У родных Палестин пластилиновый слепят костёр.
Мы вернём ей игру, царапнув письмецо на пластинке.
Ты иди. Спи, родной. Я твои пальцы тщательно стер.
Готический запой
Мертвописцы рисуют кресты для отца своего,
Что-то свистнув из Вагнера, что-то из Гойи.
Только я в этом сне безнадёжно отсасываю
И играя вслепую, играю изгоя.
Раскатай мне губу. Ну, пожалуйста, просто я
Не успел накарябать свою пентаграмму.
Сумасброжу я, верно, я с детства юродствую
Рыцарь-шут, гранд-паяц под подошвой у Дамы.
Заверни мне стыда и проверь-ка, в уме ли я,
Снизошёл ли с него или просто скатился
Этой ночи не стать снова Варфоломеевой —
Не напьюсь, как король, так нажрусь, как скотина.
Ну подёргай за нитки смешных гугенотиков,
Я отравлен собой — не ищи антидота.
Ты пойми недоверчивость недоэротика —
Недоверченность — я же недослан, недодан.
Не прошу кофеи мне в пуховы постели несть —
Просто требую водки, иначе — по роже.
Мне ведь надо запить эту недорасстрелянность,
Хотя здесь с палачом мы немного похожи.
Ну хотя бы под эндшпиль, хотя бы под занавес
Слышать жидкий хлопок — две ладошки в проходе.
Только строчки мои снова запартизанились —
И опять мне судьбина — рейсшиной по хорде.
Ты сгниёшь, унавозив мою недосказанность,
Узанозив меня — нелечибельный сепсис.
Мы ведь на спор давно обменялись проказами —
Да, зимой, класс седьмой — времена недосекса.
Ну а завтра — рассвет и рассол — ломка с выходом.
Ты мне трезвость на сердце медалькой прицепишь.

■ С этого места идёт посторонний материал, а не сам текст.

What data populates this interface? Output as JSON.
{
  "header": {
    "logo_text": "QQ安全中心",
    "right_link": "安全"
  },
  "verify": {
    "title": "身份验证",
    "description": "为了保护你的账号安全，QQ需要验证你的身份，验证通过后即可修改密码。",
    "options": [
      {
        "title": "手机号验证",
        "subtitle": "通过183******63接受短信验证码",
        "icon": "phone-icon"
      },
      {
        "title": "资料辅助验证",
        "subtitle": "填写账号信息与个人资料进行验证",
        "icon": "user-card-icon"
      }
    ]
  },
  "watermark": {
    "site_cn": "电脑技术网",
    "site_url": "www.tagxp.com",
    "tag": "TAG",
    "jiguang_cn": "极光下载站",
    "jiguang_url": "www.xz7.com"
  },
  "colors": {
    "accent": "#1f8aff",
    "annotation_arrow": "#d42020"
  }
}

Я за рюмку кагора тебе всех живых отдам,
Ты же просто шепнёшь: «Я люблю тебя, Цепеш».
Григорианское
Ввечеру вельми грешноликие
А с утра не дюже и лакомы
Закадри заляпанным «Никоном»
«Сжитие святого Аввакума».
Кельт
Не огнём опалены локоны.
Выбелены бельма — не синь.
Что же ты соплишь, куздра глокая?
Тело мне на койку неси.
Лапой за грудки — вот манер венец.
Дланию за перси — не вой.
Что дрожишь, скукоженный нервенец?
Принимай меня за Него.
Можно от зерцал не таиться нам.
Но нельзя — на сено и всласть.
Раз дано — в покоях царицыных,
Так откройся и — понеслась.
Что же ты знобишь щуплым зябликом?
Как на Пасху — жмись потолпей.
Пусть порежет боль вострой сабелькой
То, что пело не по тебе.
С зорькой причастят скоро всех к дарам,
Отпущу — так выбери путь.
Хочешь — в покрывале к прозектору,
Сдюжишь — постригись и забудь.
Выйдешь — позови мне задверную,
(Крестик свой обратно навесь).
Пусть зайдёт сюда вместе с: «Верую!»
Заценю: «Достойна ли есть».
Постпасхальное
И кол серебряный в осиновую печень…
И в темя метит темень-маета.
Из глаза льются бревна.. и беспечен
Бог без креста — не выдержал гайтан.
И праздник с праздницей потешатся друг дружкой —
Укромно, скромно выбрав уголок.
И по-верблюжьи вшепчет ночь мне в ушко
БОЛЬШУЮ ТАЙНУ (да, вот так — через caps lock).
О том, что мир — лишь псевдоневаляшка,
Любовь — лишь дурнокрашеный волчок.
А смерть — лишь повод поиграть в пятнашки,
И лишь она — извечно не при чем.
А я не верю ни в неё, ни в завтра —
Хотя они и оба — овертайм.
Ещё не забран, но надёжно завран
Мой экзистенс. И слюнками у рта
Пристроились, как ржа на кровоспуске
Слова безумцев, сказанных не в тон.
Но на душе царапает вуглускр
«F есть ma». И порван мой Ньютон.
Но есть немного Антананаривы,
Кетцалькаотля, децл Катманды.
Промажу раны, промочу нарывы
И пропущу три строчки ерунды.
Ведь было страшно, глупо, робко, тошно
Когда погнал по встречке и без прав.
И ради нужно, через слишком можно,
Вступил в нельзя, и … «смертью смерть поправ.